How to convert C code to MIPS assembly?

Question

I'm currently writing a program for a class that requires me to convert a C program to MIPS assembly. The premise is to take two hex values and see how many 1's match up in binary. For instance, here is the C code:

// Count the number of items that match the pattern (have '1' bits in 
// the same place as the pattern)
// pu32_a points to the first element of the array
// u32_n is the number of elements in the array
// u32_pat is the pattern to match

uint32_t pmatch(uint32_t* pu32_a, uint32_t u32_n, uint32_t u32_pat) {

  uint32_t u32_result;

  u32_result = 0;
  while(u32_n != 0) {
    if((*pu32_a & u32_pat) == u32_pat) u32_result++;
    pu32_a++;
    u32_n--;
  }

return u32_result;

}

uint32_t au32_k[] = {0x80000000, 0xFFFFFFFF, 0x0000A5AA, 0xF0F0F0F0};
uint32_t u32_count;

main() {

  u32_count = pmatch(au32_k, 4, 0x0000000F0);
  printf("Number of matches is: %d \n", u32_count);

}  

And here is my current assembly code:

#
#
# au32_k = {0x80000000, 0xFFFFFFFF,
#       0x0000A5AA, 0xF0F0F0F0}
#
#

         .data
au32_k:  .space 16
u32_n:   .word  4
u32_pat: .word  240
         .text

main:

    # Store values in $s# registers

    addi $s0, $zero, 2147483648
    addi $s1, $zero, 4294967295
    addi $s2, $zero, 42410
    addi $s3, $zero, 4042322160

    # Index = $t0
    # This loads each of the values into an array
    # starting at index $t0.

    addi $t0, $zero, 0
    sw   $s0, au32_k($t0)
    addi $t0, $t0, 4
    sw   $s1, au32_k($t0)
    addi $t0, $t0, 4
    sw   $s2, au32_k($t0)
    addi $t0, $t0, 4
    sw   $s3, au32_k($t0)

    # Reset pointer to 0

    addi $t0, $t0, -12

    # Storing values in argument registers for subroutine

    la $a0, au32_k
    lw $a1, u32_n
    lw $a2, u32_pat
    jal pmatch

# This is where I get completely lost.

pmatch:

    addi $s0, $zero, 0
    addi $s1, $zero, 0

    while:

        beqz $a1, while_end

        if_start:

    while_end:

I am completely lost on this part in the C code:

if((*pu32_a & u32_pat) == u32_pat) u32_result++;

I have no clue on how to convert this to assembly, and quite frankly, have no clue how this counts the number of matching 1 bits in two numbers.

Answer 1

I'm not going to do your whole assignment for you but here's what the code does.
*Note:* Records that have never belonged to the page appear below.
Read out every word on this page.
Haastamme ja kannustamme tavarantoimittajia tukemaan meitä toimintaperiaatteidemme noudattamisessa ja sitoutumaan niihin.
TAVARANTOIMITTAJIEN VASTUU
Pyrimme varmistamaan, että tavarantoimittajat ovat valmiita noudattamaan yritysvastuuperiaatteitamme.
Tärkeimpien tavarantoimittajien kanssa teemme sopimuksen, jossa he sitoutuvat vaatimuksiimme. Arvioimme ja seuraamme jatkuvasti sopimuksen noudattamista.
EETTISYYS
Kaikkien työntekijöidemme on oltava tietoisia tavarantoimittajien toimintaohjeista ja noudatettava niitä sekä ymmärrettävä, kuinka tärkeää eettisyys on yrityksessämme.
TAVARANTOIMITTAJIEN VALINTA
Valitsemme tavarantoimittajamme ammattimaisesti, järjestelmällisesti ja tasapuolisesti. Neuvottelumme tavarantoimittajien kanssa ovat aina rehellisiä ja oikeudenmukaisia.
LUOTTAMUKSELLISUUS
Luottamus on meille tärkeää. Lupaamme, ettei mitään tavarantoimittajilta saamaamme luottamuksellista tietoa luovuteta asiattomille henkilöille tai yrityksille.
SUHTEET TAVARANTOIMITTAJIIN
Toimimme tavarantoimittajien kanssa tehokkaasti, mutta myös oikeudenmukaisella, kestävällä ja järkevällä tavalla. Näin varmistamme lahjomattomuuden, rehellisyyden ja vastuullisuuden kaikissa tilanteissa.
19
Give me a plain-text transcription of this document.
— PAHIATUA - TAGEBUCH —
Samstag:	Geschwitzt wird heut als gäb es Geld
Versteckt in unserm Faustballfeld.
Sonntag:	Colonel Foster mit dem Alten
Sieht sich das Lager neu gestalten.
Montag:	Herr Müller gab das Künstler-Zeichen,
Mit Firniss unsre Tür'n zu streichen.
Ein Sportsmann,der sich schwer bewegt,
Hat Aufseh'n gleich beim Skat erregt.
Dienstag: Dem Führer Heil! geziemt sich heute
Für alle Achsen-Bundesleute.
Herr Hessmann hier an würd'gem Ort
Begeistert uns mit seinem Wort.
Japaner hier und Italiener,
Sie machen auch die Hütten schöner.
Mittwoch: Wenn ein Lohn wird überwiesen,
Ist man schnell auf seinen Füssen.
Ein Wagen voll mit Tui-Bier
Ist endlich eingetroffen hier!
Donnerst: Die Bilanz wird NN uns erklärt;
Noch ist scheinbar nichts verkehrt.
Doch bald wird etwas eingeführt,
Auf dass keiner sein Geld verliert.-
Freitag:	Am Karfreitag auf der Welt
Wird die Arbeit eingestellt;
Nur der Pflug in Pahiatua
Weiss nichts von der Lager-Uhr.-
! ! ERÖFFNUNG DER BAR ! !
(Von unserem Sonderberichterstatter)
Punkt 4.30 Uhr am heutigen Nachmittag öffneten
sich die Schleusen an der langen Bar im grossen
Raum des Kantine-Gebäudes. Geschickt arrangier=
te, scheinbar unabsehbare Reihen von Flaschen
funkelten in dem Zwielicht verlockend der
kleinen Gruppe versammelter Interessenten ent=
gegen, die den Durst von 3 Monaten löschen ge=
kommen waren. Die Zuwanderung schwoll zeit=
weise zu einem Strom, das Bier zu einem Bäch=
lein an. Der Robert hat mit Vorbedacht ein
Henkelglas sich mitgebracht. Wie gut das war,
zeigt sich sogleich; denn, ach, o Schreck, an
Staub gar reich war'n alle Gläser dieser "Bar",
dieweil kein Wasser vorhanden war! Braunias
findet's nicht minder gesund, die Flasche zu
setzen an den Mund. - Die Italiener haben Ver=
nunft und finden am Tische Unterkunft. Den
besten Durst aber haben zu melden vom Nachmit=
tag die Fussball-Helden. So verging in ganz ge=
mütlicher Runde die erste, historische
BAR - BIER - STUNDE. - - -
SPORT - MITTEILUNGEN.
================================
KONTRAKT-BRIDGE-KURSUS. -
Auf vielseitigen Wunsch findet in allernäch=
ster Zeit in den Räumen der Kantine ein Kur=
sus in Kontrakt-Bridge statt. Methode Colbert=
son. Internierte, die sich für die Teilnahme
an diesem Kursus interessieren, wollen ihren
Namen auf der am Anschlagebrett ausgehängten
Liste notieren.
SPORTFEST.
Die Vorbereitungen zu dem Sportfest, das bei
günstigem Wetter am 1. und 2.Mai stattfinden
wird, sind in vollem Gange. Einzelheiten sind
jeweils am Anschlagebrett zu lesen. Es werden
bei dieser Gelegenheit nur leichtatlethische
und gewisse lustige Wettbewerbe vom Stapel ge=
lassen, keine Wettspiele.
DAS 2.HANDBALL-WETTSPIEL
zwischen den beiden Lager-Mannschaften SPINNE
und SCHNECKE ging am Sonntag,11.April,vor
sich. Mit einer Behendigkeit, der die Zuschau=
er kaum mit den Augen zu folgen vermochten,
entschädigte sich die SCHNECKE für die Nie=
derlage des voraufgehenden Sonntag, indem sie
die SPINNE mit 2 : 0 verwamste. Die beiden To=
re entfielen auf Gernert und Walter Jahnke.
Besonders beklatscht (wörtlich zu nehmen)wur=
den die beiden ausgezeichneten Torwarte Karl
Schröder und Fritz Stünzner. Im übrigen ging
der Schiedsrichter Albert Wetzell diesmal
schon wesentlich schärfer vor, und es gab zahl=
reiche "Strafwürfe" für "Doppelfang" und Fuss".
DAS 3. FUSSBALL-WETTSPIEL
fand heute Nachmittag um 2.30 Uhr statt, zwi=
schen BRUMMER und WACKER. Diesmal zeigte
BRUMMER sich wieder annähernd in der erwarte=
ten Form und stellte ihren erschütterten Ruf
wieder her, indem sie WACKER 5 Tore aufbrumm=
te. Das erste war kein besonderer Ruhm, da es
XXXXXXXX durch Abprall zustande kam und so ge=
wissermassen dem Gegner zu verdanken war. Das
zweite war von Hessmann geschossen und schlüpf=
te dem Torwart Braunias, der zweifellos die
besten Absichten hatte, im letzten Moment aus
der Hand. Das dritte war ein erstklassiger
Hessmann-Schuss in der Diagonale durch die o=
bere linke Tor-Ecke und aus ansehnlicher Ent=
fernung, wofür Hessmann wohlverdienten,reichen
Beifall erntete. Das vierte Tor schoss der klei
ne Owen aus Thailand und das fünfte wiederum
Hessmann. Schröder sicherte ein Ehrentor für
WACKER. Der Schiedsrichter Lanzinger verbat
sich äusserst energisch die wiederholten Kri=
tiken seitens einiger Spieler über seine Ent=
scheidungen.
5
if((*pu32_a & u32_pat) == u32_pat) u32_result++;

The first significant chunk is this:

(*pu32_a & u32_pat)

It involves de-referencing a pointer variable named pu32_a . This is then ANDed with another variable named u32_pat . The next chunk is as follows.

 == u32_pat) u32_result++;

This chunk compares result of the AND operation to the variable named u32_pat . If it is equal the variable named u32_result is incremented by one.